Benessere animale, sicurezza alimentare e ridotto impatto ambientale sono i temi con cui viene promossa la carne coltivata: non è così. Quali sono i reali interessi, quale l’approccio tecnologico e chi finanzia la ricerca di un cibo destinato ai ricchi e ai viaggi spaziali
“La macchina ha trasformato ciò che c’è di più immediato per l’uomo, la sua casa, il suo mobilio, il suo nutrimento.”
Jacques Ellul, La tecnica rischio del secolo
I numeri della carne
Nella città-prefettura di Ezhou in Cina svetta un grattacielo di 26 piani conosciuto come “pig palace” (1). Si tratta del più grande allevamento di maiali al mondo che, al pieno della sua capacità, può mandare al macello fino a 1,2 milioni di suini l’anno. Questi maiali occupano le fila degli oltre 80 miliardi di animali uccisi annualmente per la produzione di carne, escludendo quelli morti durante il processo di allevamento (2). Tali numeri sono presto spiegati dai dati circa il consumo di carne pro capite pari, nel 2022, a 70,57 kg in Cina, 122,8 kg negli Stati Uniti, 73,58 kg in Italia (3); quantità destinate a crescere. Secondo la FAO (4), infatti, in vista dell’aumento della popolazione mondiale (5), la produzione annuale di carne dovrà crescere di oltre 200 milioni di tonnellate, per raggiungere i 470 milioni di tonnellate.
Tutto ciò si traduce anche in consumo di suolo e inquinamento. Il 70% del terreno agricolo è occupato da animali da allevamento o da colture destinate a foraggiare gli animali, come quelle del mais e della soia, i principali ingredienti dei mangimi. A livello mondiale, il Brasile rappresenta uno dei massimi fornitori di soia, un primato che ha fatto sì che per favorire la monocoltura del legume sia stato devastato il Cerrado (situato nell’altopiano del Brasile), considerato la savana con la più alta biodiversità al mondo (6). Spostando lo sguardo sul nostro territorio, è l’Istituto Superiore per la Protezione e la Ricerca Ambientale (ISPRA) a dichiarare che gli allevamenti intensivi sono la causa del 75% di tutte le emissioni di ammoniaca in Italia e la seconda fonte di polveri sottili nel Paese (7).
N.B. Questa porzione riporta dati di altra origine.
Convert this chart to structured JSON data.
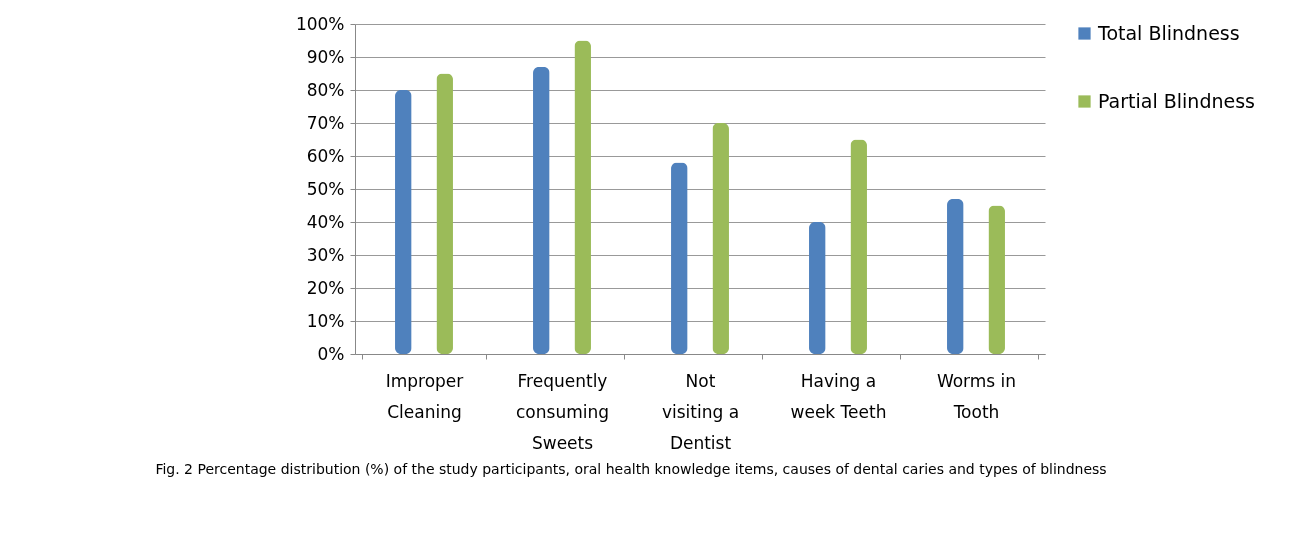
{
  "chart_data": {
    "type": "bar",
    "categories": [
      "Improper Cleaning",
      "Frequently consuming Sweets",
      "Not visiting a Dentist",
      "Having a week Teeth",
      "Worms in Tooth"
    ],
    "series": [
      {
        "name": "Total Blindness",
        "color": "#4f81bd",
        "values": [
          80,
          87,
          58,
          40,
          47
        ]
      },
      {
        "name": "Partial Blindness",
        "color": "#9bbb59",
        "values": [
          85,
          95,
          70,
          65,
          45
        ]
      }
    ],
    "ylim": [
      0,
      100
    ],
    "yticks": [
      {
        "value": 0,
        "label": "0%"
      },
      {
        "value": 10,
        "label": "10%"
      },
      {
        "value": 20,
        "label": "20%"
      },
      {
        "value": 30,
        "label": "30%"
      },
      {
        "value": 40,
        "label": "40%"
      },
      {
        "value": 50,
        "label": "50%"
      },
      {
        "value": 60,
        "label": "60%"
      },
      {
        "value": 70,
        "label": "70%"
      },
      {
        "value": 80,
        "label": "80%"
      },
      {
        "value": 90,
        "label": "90%"
      },
      {
        "value": 100,
        "label": "100%"
      }
    ],
    "grid": "y",
    "legend": "right",
    "annotations": [
      "Fig. 2  Percentage distribution (%) of the study participants, oral health knowledge items, causes of dental caries and types of blindness"
    ]
  }
}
Questo scenario ci mette davanti al rischio reale di non poter più seguire gli attuali standard di produzione e consumo di prodotti di origine animale, possibilità rispetto alla quale è stata presentata una soluzione: la carne coltivata in laboratorio.
Dove il piatto è servito
È il 1931 quando Winston Churchill in un saggio breve intitolato Fifty Years Hence, pubblicato sulla rivista Strand Magazine, immagina un mondo in cui si faranno crescere solo le parti commestibili di un animale in ambienti speciali e paventa l’idea di nuovi cibi: “Sfuggiremo all’assurdità di far crescere un pollo intero per mangiare il petto o l’ala, coltivando queste parti separatamente in un mezzo adatto. In futuro, naturalmente, useremo anche cibo sintetico. […] I nuovi cibi saranno fin dall’inizio praticamente indistinguibili dai prodotti naturali e qualsiasi cambiamento sarà così graduale da sfuggire all’osservazione” (8). Le parole di Churchill sembrano anticipare quello che avviene nel 2013 quando Mark Post, ingegnere olandese dell’Università di Maastricht, presenta alla stampa il primo hamburger ottenuto dalle cellule staminali di una mucca: 250.000 euro il prezzo stimato, cifra che teneva conto dei costi degli esperimenti e dell’uso delle strumentazioni (9).